Do you shave anywhere below the neck? How often? Front and/or back?
I shave my nuts fairly regularly, and trim my pubes. I also pluck the one weird hair on my chest that somehow regrows to a three-inch length in what seems like overnight. Coincidentally, it also happens to be the only hair on my chest.
Can you just sit in the sunshine, and enjoy a nice breeze, or do you always have to have a goal or task?
It's pretty tough for me to relax without doing something constructive. Even my most restful activities, like reading or gaming, have to do with either educating myself somehow or performing little tasks and chores in the name of fun. But simply to sit around and enjoy the sights or the weather can be very, very difficult.
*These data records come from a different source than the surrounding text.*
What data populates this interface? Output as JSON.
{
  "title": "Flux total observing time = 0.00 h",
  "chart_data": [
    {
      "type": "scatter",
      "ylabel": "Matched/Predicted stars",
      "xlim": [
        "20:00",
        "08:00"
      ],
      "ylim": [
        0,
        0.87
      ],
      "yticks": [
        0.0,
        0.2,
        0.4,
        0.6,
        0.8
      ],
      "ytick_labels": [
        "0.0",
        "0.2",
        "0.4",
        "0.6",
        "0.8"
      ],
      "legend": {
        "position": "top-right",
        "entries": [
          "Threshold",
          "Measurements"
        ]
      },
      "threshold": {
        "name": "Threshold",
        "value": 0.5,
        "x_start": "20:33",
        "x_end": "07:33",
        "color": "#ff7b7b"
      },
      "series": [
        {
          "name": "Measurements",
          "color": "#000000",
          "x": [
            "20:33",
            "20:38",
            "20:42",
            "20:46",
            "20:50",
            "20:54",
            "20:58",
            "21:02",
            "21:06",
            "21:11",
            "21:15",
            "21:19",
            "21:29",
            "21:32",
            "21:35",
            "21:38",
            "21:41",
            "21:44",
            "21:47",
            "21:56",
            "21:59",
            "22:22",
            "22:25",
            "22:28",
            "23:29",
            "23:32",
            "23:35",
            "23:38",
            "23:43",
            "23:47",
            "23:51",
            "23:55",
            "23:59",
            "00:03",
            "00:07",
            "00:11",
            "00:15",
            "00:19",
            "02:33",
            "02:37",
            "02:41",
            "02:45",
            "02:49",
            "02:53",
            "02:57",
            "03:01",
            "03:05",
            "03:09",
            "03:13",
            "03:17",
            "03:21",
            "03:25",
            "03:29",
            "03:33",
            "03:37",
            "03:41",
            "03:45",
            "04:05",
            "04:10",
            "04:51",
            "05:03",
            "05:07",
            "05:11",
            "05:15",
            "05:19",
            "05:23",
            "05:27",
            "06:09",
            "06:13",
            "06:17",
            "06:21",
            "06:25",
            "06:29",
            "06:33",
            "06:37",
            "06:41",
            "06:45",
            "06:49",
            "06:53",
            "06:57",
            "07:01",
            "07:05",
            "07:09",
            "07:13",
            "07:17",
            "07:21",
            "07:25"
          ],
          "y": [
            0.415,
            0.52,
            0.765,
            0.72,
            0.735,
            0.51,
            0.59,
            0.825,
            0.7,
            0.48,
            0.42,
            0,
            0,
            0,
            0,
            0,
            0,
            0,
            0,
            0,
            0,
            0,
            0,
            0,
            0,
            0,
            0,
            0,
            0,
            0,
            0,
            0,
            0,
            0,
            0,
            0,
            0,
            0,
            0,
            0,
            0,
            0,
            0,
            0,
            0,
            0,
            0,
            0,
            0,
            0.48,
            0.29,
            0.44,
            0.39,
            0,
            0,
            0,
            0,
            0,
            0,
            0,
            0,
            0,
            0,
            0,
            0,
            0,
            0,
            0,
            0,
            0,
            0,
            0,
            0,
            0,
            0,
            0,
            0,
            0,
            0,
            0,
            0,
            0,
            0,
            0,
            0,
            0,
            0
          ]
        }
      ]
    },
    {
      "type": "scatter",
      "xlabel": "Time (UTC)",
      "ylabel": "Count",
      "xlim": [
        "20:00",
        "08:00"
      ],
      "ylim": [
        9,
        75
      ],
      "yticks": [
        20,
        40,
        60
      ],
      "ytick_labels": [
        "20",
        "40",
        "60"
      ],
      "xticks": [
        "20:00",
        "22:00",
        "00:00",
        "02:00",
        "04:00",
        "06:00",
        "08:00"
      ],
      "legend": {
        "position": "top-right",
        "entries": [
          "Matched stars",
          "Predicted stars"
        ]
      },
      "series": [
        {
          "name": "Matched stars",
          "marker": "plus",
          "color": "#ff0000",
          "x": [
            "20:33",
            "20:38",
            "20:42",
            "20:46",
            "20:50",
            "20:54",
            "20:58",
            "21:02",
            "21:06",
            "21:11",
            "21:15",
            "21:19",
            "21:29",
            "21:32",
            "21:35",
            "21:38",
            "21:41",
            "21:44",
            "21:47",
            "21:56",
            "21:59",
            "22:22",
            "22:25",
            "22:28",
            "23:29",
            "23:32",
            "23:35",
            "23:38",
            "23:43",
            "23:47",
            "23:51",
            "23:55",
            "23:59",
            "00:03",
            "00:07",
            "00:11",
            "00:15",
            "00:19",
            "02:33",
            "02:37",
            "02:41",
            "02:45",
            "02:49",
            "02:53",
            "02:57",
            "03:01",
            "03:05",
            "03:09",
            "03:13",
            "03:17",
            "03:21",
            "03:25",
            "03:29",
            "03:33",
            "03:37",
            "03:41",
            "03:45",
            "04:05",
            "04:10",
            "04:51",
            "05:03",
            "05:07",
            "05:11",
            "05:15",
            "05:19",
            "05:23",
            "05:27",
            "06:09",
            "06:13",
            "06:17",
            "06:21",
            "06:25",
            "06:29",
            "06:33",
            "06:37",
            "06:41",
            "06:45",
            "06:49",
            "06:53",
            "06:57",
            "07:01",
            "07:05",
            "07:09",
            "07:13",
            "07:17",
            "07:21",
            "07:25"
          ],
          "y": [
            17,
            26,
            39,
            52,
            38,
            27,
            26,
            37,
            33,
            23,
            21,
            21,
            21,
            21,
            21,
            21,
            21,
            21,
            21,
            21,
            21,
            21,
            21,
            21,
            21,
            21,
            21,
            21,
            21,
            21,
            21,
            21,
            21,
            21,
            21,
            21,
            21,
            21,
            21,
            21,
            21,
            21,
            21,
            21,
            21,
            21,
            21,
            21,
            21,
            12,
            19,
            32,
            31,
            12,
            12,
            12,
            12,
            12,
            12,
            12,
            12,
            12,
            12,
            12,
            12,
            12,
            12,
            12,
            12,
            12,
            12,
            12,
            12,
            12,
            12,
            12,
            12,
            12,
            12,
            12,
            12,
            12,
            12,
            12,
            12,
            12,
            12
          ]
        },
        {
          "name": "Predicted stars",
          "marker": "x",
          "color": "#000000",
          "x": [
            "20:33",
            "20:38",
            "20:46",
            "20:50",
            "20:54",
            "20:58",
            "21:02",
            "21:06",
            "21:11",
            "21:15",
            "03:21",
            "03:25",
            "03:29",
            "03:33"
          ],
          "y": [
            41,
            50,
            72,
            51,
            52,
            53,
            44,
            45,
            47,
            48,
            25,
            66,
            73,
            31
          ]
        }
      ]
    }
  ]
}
I've managed to relax into it over the course of a few days on vacations in which I'm isolated from much of the world, like on an island or a cruise ship. But it takes a while (and I still feel guilty).
I just can't get enough of you. Whenever you post a pic, I find myself studying your hands or a glimpse of leg or abdomen. You're more than just a beautiful cock. Let's see more of that beautiful lanky body. -J
That's very flattering, J. Thank you. I've had more compliments about my hands, since I started my blog, than I've ever had my entire life.
It's a shame my nails are so fucked up, after my move.